Israël vient de recevoir les dix commandements au Sinaï. Le chapitre 23 poursuit le livre de l'alliance commencé au chapitre 21 : des lois pratiques qui règlent la vie quotidienne du peuple élu. Après les lois sur la justice envers le prochain et l'étranger viennent celles sur le sabbat, l'année sabbatique et les trois grandes fêtes annuelles. Le chapitre se termine par une promesse extraordinaire : Dieu enverra son ange devant Israël pour le conduire jusqu'à Canaan, à condition que le peuple lui obéisse et rejette toute alliance avec les dieux des nations. Ce chapitre montre ainsi que la loi morale et la promesse de la grâce marchent ensemble. Dieu ne se contente pas de délivrer, il façonne un peuple saint et le conduit lui même vers l'héritage promis.


Leçons pour aujourd'hui


1. Une justice qui ne se vend à personne

"Tu ne suivras point la multitude pour faire le mal ; et tu ne déposeras point dans un procès en te mettant du côté du grand nombre, pour violer la justice." (Exode 23:2)

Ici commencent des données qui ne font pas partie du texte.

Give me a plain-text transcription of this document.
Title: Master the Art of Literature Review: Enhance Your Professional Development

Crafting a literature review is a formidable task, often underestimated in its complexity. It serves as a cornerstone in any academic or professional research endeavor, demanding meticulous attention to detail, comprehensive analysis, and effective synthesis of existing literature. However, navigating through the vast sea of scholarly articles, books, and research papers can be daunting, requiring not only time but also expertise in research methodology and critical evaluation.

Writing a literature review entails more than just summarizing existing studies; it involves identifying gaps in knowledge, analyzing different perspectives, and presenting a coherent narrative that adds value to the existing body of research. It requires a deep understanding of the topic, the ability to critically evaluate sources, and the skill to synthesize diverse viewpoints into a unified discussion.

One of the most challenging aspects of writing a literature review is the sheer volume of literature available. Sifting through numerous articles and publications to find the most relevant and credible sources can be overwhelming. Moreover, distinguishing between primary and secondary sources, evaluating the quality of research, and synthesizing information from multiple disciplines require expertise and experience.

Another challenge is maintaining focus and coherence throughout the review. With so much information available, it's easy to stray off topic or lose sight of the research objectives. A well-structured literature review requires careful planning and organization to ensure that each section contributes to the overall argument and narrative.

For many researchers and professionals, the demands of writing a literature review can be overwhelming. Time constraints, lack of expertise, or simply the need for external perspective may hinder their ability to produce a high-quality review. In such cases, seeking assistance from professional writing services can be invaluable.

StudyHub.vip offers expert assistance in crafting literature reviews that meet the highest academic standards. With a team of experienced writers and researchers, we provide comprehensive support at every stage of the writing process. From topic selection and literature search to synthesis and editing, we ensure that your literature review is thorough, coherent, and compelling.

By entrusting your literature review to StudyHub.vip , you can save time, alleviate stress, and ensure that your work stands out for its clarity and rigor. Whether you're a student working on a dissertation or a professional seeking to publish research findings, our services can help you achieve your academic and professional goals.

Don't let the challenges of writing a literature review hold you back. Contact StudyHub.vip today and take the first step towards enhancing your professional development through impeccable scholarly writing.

Dieu refuse ici deux tentations opposées : céder à la pression du plus grand nombre, et par réaction, favoriser systématiquement le faible par sentimentalisme (Exode 23:3). La justice biblique n'est ni populiste ni misérabiliste, elle est fondée sur la vérité de Dieu seul. Calvin rappelait que la loi morale demeure la règle permanente de vie du croyant, précisément parce qu'elle reflète le caractère immuable de Dieu et non les fluctuations de l'opinion.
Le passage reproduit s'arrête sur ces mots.